Cream of Canada's up-and-comers anxious to prove themselves
Friday, May 16, 2008
At 18, Ladner's Julie Armstrong already has seven caps with the senior national team and scored in her fourth game, a 2-1 win over Russia in March.
Stung by a talent hemorrhage for the second year in a row, the Vancouver Whitecaps women's team is trying a different type of transfusion this time around.
Last season, the Whitecaps were knee-capped by the loss of about a dozen members to Canada's national team -- a talent vortex caused by last September's FIFA Women's World Cup.
This year, it's Canada's recent qualification for the Beijing Summer Olympics that will effectively draw about the same number of players from the Whitecaps.
So instead of filling in with U.S. college players -- as the Caps did last year en route to missing the W-League playoffs -- the organization's braintrust has decided if the option is to go young, they might as well go young with the cream of Canada's up-and-coming players.
The decision dovetailed nicely with Whitecaps women's head coach Bob Birarda being appointed in December as the new coach of the Canadian Under-20 team -- the best of which will form the framework of the Caps this season.
Assessing the success of this experiment will begin Saturday at Swangard Stadium, when the Whitecaps take on the Ventura County Fusion in the W-League opener for both clubs.
Birarda, who's also been head coach of the U-15, U-16, U-18 and Olympic development national teams over the past three years, says greater familiarity with the players will be the obvious benefit over last year's group.
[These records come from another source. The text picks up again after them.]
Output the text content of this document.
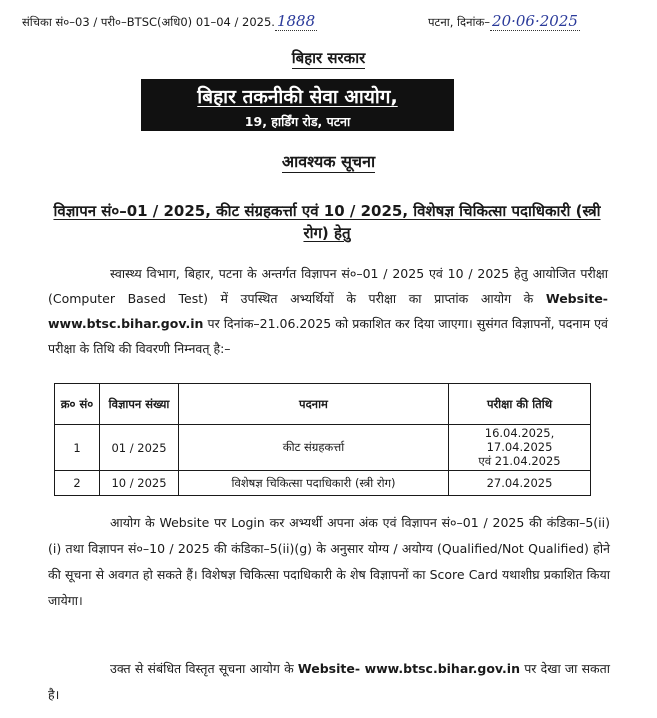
संचिका सं०–03 / परी०–BTSC(अधि0) 01–04 / 2025. 1888	पटना, दिनांक– 20·06·2025
बिहार सरकार
बिहार तकनीकी सेवा आयोग,
19, हार्डिंग रोड, पटना
आवश्यक सूचना
विज्ञापन सं०–01 / 2025, कीट संग्रहकर्त्ता एवं 10 / 2025, विशेषज्ञ चिकित्सा पदाधिकारी (स्त्री रोग) हेतु
स्वास्थ्य विभाग, बिहार, पटना के अन्तर्गत विज्ञापन सं०–01 / 2025 एवं 10 / 2025 हेतु आयोजित परीक्षा (Computer Based Test) में उपस्थित अभ्यर्थियों के परीक्षा का प्राप्तांक आयोग के Website-www.btsc.bihar.gov.in पर दिनांक–21.06.2025 को प्रकाशित कर दिया जाएगा। सुसंगत विज्ञापनों, पदनाम एवं परीक्षा के तिथि की विवरणी निम्नवत् है:–
क्र० सं०	विज्ञापन संख्या	पदनाम	परीक्षा की तिथि
1	01 / 2025	कीट संग्रहकर्त्ता	16.04.2025, 17.04.2025
एवं 21.04.2025

2	10 / 2025	विशेषज्ञ चिकित्सा पदाधिकारी (स्त्री रोग)	27.04.2025
आयोग के Website पर Login कर अभ्यर्थी अपना अंक एवं विज्ञापन सं०–01 / 2025 की कंडिका–5(ii)(i) तथा विज्ञापन सं०–10 / 2025 की कंडिका–5(ii)(g) के अनुसार योग्य / अयोग्य (Qualified/Not Qualified) होने की सूचना से अवगत हो सकते हैं। विशेषज्ञ चिकित्सा पदाधिकारी के शेष विज्ञापनों का Score Card यथाशीघ्र प्रकाशित किया जायेगा।
उक्त से संबंधित विस्तृत सूचना आयोग के Website- www.btsc.bihar.gov.in पर देखा जा सकता है।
In a two-month, 12-game schedule, there's not much time to get to know each other.
"I know all the players and they know me," says Birarda. "Last year it took me forever to get to know their strengths and weaknesses. We still have to figure out how we're going to be together, but we understand each other. Last year, just not knowing each other caused us some issues."
Birarda expects that 14 to 16 of the 24 national U-20 players will be involved in the Whitecaps roster this season. Numbers will change during the season, but he expects just three non-U-20 players in the lineup for Saturday's opener.
These include last season's leading scorer -- American star striker Tiffeny Milbrett, who's back for her third season -- and returning Canadian defender Emily Zurrer, 20, and forward Selenia Iacchelli, 21. Finnish forward Sanna Talonen and German defender Katrin Schmidt will arrive in town in late May.
The obvious upside is the invaluable experience gained by Canada's future national team players against older, more savvy opposition. The question is how competitive the Whitecaps can be in a very tough W-League Western Conference.
"The challenge is going to be in the penalty areas," says Birarda. "We're going to look at skilled forwards on other teams and we're going to make mistakes sometimes because we're kids. If you look at NHL hockey players, rookies come in sometimes and make bad mistakes, give away goals. As a team we're going to take some risks and probably give away goals when we shouldn't. We're going to have to live with that."
Another challenge for the Caps: They will lose their U-20 players for four games in June when the national team travels to Puebla, Mexico for the CONCACAF qualifying tournament. The eight or 10 players in the U-20 pool who don't make the travelling team will fill in for the Whitecaps, as well as a few veteran players.
The key veteran, of course, is Milbrett, who led the team in scoring last season by a mile, with 11 goals and six assists in 10 games. Milbrett, a soccer legend in her native U.S., will likely need to repeat that performance this year.
"It is the same as last year, in that we've got young players, but the different part is that most of these players have been together at least quite a few weeks as far as camp goes," says Milbrett, 35. "Or they have been playing together with the youth team. I think we're three steps ahead of where we were ending the season last year."